“You know, I thought your mother would be a pretentious bitch, but she was actually very nice,” Chloe said.
I smiled as I sat in the seat behind us. “That’s surprising,” I said. “Although it makes me happy.”
Chloe was staring at me when she sat down beside me. I gave her chin a quick flick, making her grin widen, and asked, “What?”
“Thank you,” she said.
“For what?”
“For not lying to me,” she said. “For introducing me to them as they are to you, not giving me false names or some lie. Although, now I am wondering how many other gods I’ve met that are parading around as normal people.”
I chuckled softly. “I’ll introduce you to all of them,” I said. “Except Apollo.”
“What’s wrong with Apollo?”
“He’s an asshat who doesn’t deserve your presence,” I replied.
“Wait, didn’t you two get in some fight about a girl?” she asked, apparently pulling some memory of a myth she’d read in the past.
I sighed. “Long story short, he insulted me, and I got revenge by striking him with a love arrow and striking the nymph he fell in love with with a blunt arrow. She ended up hating him so much that she turned herself into a tree.” I almost laughed as I remembered.
“That’s a little mean,” Chloe said.
“It was very entertaining at the time,” I said.
“I’m sure he didn’t think so,” she said. “How would you feel if someone took away the love of your life?”
Someone did. Someone stole you from me, and my mother erased you from history to shield me from the pain of it—was what I wanted to say.
“He’s had plenty of lovers before and after,” I said instead. “Believe me. Right now, he’s touring as a musician. He has all the groupies he wants.”
Chloe stiffened slightly. “I once dated a musician,” she said in a small voice.
“What happened?” I asked.
“Ah…” she looked down at her hands, her hair falling over her eyes. “I had to delete all social media and move apartments.”

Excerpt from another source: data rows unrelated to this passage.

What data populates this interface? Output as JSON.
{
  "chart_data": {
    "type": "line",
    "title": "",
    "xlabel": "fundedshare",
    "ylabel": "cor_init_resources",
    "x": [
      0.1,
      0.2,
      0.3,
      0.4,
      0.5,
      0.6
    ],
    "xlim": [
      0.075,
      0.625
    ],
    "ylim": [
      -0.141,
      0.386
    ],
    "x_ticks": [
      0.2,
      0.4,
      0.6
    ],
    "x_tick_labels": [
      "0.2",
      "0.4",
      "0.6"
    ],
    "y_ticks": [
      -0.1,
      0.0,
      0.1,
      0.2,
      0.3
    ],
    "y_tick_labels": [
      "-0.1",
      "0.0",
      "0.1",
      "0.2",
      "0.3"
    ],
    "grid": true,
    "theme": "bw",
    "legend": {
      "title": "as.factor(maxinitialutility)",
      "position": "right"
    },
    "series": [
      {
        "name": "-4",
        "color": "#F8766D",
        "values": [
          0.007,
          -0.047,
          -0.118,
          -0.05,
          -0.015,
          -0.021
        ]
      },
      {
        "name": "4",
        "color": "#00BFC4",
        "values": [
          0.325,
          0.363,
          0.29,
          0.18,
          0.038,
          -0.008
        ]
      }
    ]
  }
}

Her gaze lifted to mine as my heart plummeted. I thought she might say more, but she leaned back in the seat and slid sideways, her body molding perfectly into mine, and I draped my arm across the back of her chair.
“Soon,” she said.
I kissed the top of her head and squeezed her shoulder, but I didn’t reply. I was eager to know who had hurt her so badly that she’d tried to erase herself—if she would even tell me his name. I wanted to know who had made her so scared of love, so afraid to be with someone she might fall in love with, that she had thought it safer to settle for someone she barely liked.

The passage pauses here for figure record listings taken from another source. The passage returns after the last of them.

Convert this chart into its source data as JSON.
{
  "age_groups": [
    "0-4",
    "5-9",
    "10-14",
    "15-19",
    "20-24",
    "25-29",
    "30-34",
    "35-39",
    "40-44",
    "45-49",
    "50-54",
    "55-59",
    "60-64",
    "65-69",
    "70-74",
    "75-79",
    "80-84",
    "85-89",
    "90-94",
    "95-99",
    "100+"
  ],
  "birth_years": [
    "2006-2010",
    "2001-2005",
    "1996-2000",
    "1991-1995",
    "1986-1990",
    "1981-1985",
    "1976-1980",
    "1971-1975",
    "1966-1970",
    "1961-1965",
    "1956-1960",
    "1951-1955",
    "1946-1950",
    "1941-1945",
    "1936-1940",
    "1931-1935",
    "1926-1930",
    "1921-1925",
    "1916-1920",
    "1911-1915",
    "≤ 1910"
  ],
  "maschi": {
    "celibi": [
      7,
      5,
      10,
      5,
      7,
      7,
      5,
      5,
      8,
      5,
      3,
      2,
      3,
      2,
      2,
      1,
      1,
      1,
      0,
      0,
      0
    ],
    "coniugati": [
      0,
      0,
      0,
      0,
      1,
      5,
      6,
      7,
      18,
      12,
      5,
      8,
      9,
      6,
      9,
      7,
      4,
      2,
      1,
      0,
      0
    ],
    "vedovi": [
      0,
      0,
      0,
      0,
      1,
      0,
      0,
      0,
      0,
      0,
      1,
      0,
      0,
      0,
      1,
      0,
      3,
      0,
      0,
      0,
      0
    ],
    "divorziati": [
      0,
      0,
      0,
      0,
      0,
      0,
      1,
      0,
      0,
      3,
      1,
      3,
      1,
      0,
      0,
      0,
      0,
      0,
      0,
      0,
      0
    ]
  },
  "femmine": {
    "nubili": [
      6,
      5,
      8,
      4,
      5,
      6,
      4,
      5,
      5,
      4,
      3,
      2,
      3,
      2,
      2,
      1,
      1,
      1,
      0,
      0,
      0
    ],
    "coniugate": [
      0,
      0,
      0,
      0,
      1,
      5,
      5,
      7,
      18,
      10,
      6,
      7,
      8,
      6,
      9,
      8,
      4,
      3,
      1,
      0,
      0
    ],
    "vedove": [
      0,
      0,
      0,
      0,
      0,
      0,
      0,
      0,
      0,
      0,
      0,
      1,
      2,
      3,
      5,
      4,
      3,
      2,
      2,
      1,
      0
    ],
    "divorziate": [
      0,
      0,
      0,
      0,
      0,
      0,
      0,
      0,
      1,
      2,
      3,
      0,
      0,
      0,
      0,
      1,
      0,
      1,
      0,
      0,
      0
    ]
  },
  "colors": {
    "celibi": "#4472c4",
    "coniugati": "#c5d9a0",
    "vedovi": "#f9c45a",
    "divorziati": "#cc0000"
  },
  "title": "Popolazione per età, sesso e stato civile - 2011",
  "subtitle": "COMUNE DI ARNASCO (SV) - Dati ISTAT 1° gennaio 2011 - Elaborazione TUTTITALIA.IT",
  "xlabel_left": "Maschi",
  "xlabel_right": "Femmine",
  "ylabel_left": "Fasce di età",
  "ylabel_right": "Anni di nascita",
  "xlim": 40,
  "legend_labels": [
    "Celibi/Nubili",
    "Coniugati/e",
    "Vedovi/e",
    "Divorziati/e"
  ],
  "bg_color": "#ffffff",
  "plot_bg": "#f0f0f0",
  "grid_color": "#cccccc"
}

I wanted to know who had thought they could bruise her soul as they had and whose name I would be writing on an arrow not designed for love or spite but for an eternal prison within their mind—driven into madness by solitude in complete darkness.
I hugged her a little tighter at the thought.

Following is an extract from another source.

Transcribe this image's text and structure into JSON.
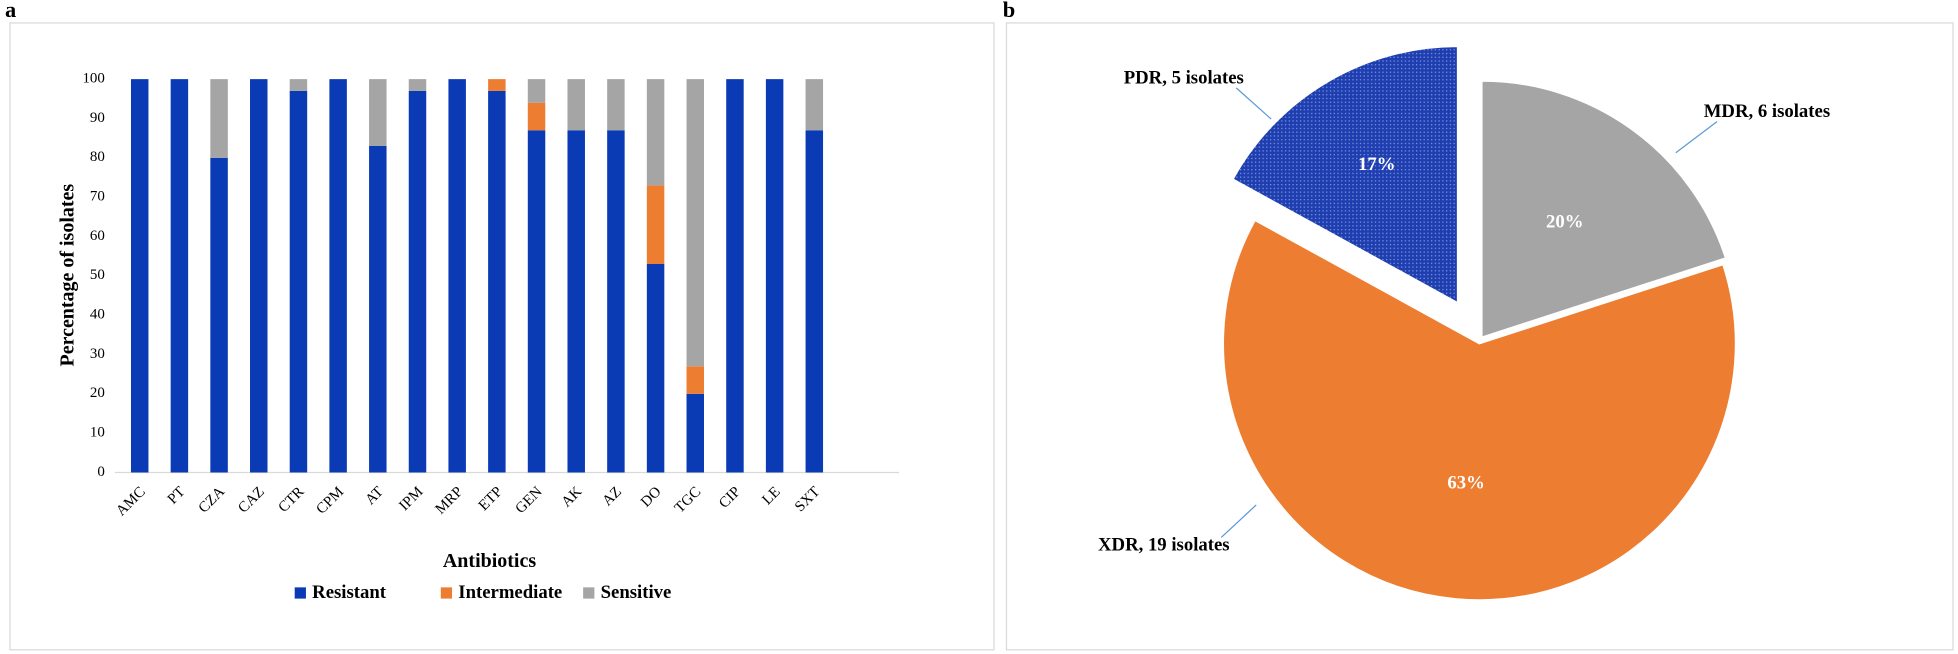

Her adrenaline was fading without the boost of the crowd and the fighting players in her face as we sat there. But I savored that closeness as the game went on.
“I think I want to go back downstairs,” she said a few minutes later.
“Why?”
“Because the longer I’m this close to you without the noise of the crowd and the distraction of the players in front of me, the less willpower I’m capable of maintaining, especially with how sexy you look in this backward baseball cap.” She glanced back over my shoulder. “And—“
“You think I’m sexy?” I interjected.
She stifled a coy smile and pushed her hair over to one side, revealing the shoulder that her oversized jersey kept falling off. Greed lifted her dark eyes, so much that I nearly pulled her into my lap, shoved the rest of the people out of the box, and then spanked her over my knees for testing me like this.